In Russia è stato ordito "uno dei maggiori complotti nella storia dello sport", che ha permesso a molti atleti di coprire l’utilizzo di sostanze dopanti non solo durante le Olimpiadi invernali di Sochi nel 2014 ma anche in altre edizioni dei Giochi. È quanto emerge da un’inchiesta realizzata dal "New York Times" contenente per la prima volta le dichiarazioni in questo senso di una serie di funzionari di Mosca, che però hanno negato con forza il coinvolgimento dello Stato nell'operazione.

 

La condanna della Wada - Il 9 dicembre scorso la World anti-doping agency (Wada) ha pubblicato la seconda parte del rapporto che aveva il compito di fare luce su questo presunto scandalo.
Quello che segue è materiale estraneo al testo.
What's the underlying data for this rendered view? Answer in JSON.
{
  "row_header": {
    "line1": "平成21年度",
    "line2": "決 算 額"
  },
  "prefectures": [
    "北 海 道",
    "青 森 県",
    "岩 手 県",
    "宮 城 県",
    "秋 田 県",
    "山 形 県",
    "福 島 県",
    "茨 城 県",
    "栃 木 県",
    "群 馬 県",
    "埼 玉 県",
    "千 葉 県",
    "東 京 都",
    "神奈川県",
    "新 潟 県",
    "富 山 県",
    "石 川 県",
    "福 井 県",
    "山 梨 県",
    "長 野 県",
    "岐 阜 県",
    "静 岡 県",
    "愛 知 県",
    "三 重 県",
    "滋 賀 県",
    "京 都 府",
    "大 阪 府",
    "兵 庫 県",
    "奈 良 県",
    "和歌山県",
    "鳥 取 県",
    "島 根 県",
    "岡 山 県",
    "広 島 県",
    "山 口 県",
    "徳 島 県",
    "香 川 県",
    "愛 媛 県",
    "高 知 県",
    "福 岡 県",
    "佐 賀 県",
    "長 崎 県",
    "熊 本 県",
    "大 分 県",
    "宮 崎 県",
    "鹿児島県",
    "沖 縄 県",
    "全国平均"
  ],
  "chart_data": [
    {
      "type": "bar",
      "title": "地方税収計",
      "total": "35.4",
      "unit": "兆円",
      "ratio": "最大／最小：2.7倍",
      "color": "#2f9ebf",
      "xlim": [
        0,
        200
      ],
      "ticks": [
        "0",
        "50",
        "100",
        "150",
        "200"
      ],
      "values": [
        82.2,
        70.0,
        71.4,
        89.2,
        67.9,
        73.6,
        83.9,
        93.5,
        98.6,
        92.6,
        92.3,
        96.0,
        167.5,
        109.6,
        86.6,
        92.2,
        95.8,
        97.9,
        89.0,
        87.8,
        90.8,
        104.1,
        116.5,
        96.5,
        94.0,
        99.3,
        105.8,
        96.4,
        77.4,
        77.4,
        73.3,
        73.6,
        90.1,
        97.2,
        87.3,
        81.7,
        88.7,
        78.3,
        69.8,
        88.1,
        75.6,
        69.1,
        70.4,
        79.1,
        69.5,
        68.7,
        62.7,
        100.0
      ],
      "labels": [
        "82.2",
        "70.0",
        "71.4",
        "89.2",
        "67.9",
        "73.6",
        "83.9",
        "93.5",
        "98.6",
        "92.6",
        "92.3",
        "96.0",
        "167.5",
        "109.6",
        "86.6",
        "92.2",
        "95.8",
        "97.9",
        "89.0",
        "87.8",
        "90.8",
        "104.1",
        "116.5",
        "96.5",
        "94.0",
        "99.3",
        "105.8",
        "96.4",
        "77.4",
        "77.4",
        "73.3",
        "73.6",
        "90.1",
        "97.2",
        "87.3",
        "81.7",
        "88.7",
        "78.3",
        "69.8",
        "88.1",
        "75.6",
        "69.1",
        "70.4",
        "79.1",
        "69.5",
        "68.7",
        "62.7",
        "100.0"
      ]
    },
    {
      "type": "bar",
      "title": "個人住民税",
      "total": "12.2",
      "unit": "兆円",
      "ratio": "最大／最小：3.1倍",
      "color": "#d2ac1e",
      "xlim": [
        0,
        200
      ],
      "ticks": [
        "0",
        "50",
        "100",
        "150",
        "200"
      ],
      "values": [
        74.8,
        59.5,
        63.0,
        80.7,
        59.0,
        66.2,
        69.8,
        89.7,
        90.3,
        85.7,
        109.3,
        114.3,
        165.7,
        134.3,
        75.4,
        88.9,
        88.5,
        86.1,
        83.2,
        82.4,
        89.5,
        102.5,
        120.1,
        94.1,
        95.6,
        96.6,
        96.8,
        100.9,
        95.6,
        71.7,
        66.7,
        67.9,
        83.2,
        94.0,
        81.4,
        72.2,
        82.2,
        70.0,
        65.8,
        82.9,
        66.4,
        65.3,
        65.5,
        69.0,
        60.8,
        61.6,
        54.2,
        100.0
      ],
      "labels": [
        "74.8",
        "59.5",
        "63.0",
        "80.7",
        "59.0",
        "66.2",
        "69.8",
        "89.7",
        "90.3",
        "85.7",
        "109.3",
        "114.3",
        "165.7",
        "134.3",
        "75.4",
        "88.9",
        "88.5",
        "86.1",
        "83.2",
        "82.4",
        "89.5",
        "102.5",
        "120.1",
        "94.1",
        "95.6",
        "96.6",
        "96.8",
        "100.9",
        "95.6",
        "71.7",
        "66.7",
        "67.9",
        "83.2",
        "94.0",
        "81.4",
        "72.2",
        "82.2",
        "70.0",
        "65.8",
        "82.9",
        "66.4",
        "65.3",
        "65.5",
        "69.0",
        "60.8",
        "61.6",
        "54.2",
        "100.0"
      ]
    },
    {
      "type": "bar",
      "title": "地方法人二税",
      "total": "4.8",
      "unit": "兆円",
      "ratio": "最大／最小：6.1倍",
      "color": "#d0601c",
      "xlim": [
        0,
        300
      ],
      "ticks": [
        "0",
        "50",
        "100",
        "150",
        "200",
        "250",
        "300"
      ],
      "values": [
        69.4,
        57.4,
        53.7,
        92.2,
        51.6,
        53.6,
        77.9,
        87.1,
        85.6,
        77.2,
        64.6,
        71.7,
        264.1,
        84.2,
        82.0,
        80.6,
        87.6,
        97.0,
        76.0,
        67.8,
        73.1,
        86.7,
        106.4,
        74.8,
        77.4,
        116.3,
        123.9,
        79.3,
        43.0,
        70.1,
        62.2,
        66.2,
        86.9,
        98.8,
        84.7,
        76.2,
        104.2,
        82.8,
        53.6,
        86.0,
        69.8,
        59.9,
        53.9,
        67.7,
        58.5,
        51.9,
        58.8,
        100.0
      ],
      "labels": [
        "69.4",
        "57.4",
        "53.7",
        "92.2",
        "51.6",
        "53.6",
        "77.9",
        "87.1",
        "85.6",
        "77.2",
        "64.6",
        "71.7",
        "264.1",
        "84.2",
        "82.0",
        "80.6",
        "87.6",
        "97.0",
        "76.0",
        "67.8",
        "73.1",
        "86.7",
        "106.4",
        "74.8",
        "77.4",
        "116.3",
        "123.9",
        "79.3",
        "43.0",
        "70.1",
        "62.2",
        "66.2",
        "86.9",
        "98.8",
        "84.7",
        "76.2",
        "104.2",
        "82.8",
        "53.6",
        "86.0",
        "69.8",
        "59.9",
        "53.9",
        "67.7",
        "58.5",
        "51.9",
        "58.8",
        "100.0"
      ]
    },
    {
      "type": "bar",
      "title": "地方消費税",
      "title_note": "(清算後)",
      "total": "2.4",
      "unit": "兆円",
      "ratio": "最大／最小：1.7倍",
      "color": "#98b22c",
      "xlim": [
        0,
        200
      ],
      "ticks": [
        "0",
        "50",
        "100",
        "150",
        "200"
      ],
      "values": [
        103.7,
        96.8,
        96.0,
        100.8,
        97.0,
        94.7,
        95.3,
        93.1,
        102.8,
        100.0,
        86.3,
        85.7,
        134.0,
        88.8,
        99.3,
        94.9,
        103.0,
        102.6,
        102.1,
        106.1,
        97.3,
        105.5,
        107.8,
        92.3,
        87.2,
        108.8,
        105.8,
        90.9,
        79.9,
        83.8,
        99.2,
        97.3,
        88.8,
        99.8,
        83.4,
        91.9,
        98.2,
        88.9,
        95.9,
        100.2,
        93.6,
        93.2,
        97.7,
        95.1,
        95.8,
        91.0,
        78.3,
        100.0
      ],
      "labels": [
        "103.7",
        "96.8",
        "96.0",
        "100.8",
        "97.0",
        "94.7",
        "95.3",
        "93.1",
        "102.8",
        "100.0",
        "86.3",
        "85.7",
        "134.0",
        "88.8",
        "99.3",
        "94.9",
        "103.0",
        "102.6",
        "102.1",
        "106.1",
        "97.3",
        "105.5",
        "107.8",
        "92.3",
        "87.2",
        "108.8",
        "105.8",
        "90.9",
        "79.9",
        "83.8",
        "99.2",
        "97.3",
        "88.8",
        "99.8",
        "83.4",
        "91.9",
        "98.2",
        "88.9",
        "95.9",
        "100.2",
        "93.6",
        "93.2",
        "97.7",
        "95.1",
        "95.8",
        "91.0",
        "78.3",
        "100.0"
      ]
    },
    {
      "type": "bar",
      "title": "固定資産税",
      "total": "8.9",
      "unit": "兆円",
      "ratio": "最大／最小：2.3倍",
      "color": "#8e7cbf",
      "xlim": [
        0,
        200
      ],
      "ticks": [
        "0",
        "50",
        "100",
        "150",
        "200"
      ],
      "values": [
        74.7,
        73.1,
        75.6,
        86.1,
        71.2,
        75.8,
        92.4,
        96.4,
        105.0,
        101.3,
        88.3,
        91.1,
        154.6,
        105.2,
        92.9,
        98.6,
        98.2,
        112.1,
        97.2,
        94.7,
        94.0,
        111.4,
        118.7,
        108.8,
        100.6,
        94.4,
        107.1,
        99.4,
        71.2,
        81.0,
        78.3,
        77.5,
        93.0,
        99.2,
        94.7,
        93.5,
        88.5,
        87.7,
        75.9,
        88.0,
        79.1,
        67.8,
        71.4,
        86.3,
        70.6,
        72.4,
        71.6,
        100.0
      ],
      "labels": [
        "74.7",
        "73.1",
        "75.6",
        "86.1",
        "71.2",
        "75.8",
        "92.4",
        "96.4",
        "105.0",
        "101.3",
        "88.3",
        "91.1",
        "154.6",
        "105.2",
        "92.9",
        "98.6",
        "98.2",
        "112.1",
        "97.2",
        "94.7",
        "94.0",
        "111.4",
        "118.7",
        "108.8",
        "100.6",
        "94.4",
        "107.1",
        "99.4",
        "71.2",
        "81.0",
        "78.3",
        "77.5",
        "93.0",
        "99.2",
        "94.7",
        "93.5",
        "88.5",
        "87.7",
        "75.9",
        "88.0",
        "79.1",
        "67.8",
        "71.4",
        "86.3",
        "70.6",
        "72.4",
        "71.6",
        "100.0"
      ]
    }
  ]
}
Nel documento, redatto dall’avvocato canadese Richard McLaren, venivano confermate le accuse già avanzate precedentemente, secondo le quali il ministero dello Sport a Mosca sarebbe stato a capo di un capillare sistema di doping. A causa delle schiaccianti prove prodotte dalle indagini, il Comitato olimpico internazionale ha aperto un procedimento disciplinare nei confronti di numerosi atleti russi. Secondo il rapporto "il sistema" andrebbe ben oltre Sochi 2014: i primi casi di doping, infatti, risalirebbero a 6 anni prima e riguarderebbero 312 manipolazioni.

 

Non si tratta di "doping di Stato" - Nel maggio 2016, sempre sulle colonne del "New York Times", l'ex capo del laboratorio nazionale antidoping, Grigory Rodchenkov, aveva fatto intuire come anche le più alte sfere dello Stato fossero a conoscenza del sistema fraudolento. Tesi che è stata smentita dalle ultime interviste: secondo Anna Antseliovich, capo dell'agenzia antidoping russa, infatti "si è trattato di una cospirazione istituzionale" ma che non ha coinvolto alti funzionari del governo.

 

Modus operandi - Dalle ricostruzioni fatte dai funzionari al "New York Times" si delinea un sistema ben organizzato. I direttori dei laboratori, infatti, non si sarebbero limitati a manomettere i risultati dei campioni di urina degli atleti per aggirare il sistema antidoping, ma avrebbero anche fornito agli sportivi i cocktail di sostanze necessari a migliorare le loro prestazioni nelle gare. Durante le interviste i funzionari, cercando di analizzare i motivi che hanno spinto questi campioni a doparsi, hanno rivelato di aver individuato un sentire comune secondo il quale alla fine barare non fosse così grave perché serviva a "compensare quello che percepivano come un trattamento preferenziale per le nazioni occidentali".